Some days a single tear trickles down my cheek. Some days I can feel the streaming flood of tears individually rolling down, as if they are leaving a permanent scar on my face. And on other days, there are uncontrollable sobs of which I cannot keep track of the tears. Somedays, I feel more hopeful & just thankful to have had the life I have. On other days, I am full of extreme bitterness and anger, coupled with sadness – always.
I decided a few weeks ago that this pattern I’ve been going through is grief. I haven’t lost “anyone”, but I have lost myself. I do not know who I can or will be anymore. I cannot do the things I used to do without the penance of pain. I am unable to dream and hope for the same things I once did as my past self. No more thoughts of what we will do and where we will travel as retired people, my body simply will not allow it in its present condition.
I hope I am braver than I think because I fear the worst is yet to come. I’ve read tons of articles and tried to stay hopeful that someone will research arachnoiditis enough and come up with a “fix”. The thought of this pain every day for however many years I have left is almost to much to bear. And the effects it is going to continue to have in my life and those I love with all my heart is just about unbearable.

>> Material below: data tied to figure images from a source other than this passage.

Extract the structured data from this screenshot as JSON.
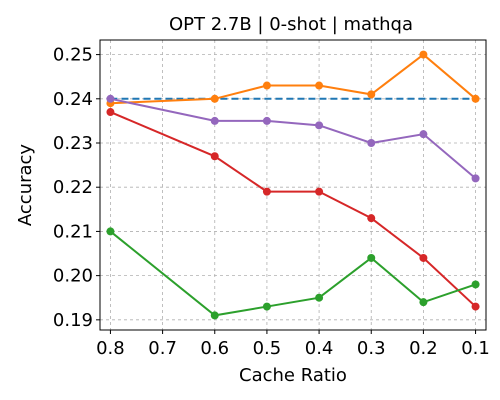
{
  "chart_data": {
    "type": "line",
    "title": "OPT 2.7B | 0-shot | mathqa",
    "xlabel": "Cache Ratio",
    "ylabel": "Accuracy",
    "x": [
      0.8,
      0.6,
      0.5,
      0.4,
      0.3,
      0.2,
      0.1
    ],
    "x_ticks": [
      "0.8",
      "0.7",
      "0.6",
      "0.5",
      "0.4",
      "0.3",
      "0.2",
      "0.1"
    ],
    "x_tick_values": [
      0.8,
      0.7,
      0.6,
      0.5,
      0.4,
      0.3,
      0.2,
      0.1
    ],
    "xlim": [
      0.82,
      0.08
    ],
    "y_ticks": [
      "0.19",
      "0.20",
      "0.21",
      "0.22",
      "0.23",
      "0.24",
      "0.25"
    ],
    "y_tick_values": [
      0.19,
      0.2,
      0.21,
      0.22,
      0.23,
      0.24,
      0.25
    ],
    "ylim": [
      0.1877,
      0.2533
    ],
    "grid": true,
    "baseline": {
      "value": 0.24,
      "color": "#1f77b4",
      "style": "dashed"
    },
    "series": [
      {
        "color": "#ff7f0e",
        "values": [
          0.239,
          0.24,
          0.243,
          0.243,
          0.241,
          0.25,
          0.24
        ]
      },
      {
        "color": "#9467bd",
        "values": [
          0.24,
          0.235,
          0.235,
          0.234,
          0.23,
          0.232,
          0.222
        ]
      },
      {
        "color": "#d62728",
        "values": [
          0.237,
          0.227,
          0.219,
          0.219,
          0.213,
          0.204,
          0.193
        ]
      },
      {
        "color": "#2ca02c",
        "values": [
          0.21,
          0.191,
          0.193,
          0.195,
          0.204,
          0.194,
          0.198
        ]
      }
    ]
  }
}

I am only 43, but this all began just before I turned 41. I was driving down the road with my 13 year old yesterday thinking how will I handle sitting at your high school graduation? How will I travel to see you if you move away? I will not be able to pick up and play with my grandchildren. I will probably, depending on progression, be able to hold them as small infants before they to be too much too handle. Will I ever be able to go to an event that lasts a couple of hours with my family again? What kind of seating will they have? If it’s too uncomfortable, I will pay the price of the next several days or weeks – just for sitting in the wrong kind of chair.
Most days, I try to drown these thoughts out by focusing on the things I can do. I am still here to talk with my daughters and help them with school work, to give them advice they probably will not take! I can still walk and use the bathroom by myself without accidents. I am not my paralyzed! These are 2 of my worst fears! I do not want my husband or anyone to have to take care of me in those ways.
But the pain is here, every morning, every minute of every day. Make sure I sit in a comfortable chair, move around enough, but not too much. Bend as little as possible and no lifting to reduce the chances of a big flare up and the punishment I will be dealt.
Dry away the tears, try not to let them see. Most days I can do this! On some I am simply too overwhelmed to try and cover it up. Some days the anger spills out of me like an angry volcano and there is nothing I have yet learned to stop it’s wrath.
The tears will not cease to come. I’ve no idea how long it will last or if it will ever end – this grief of me.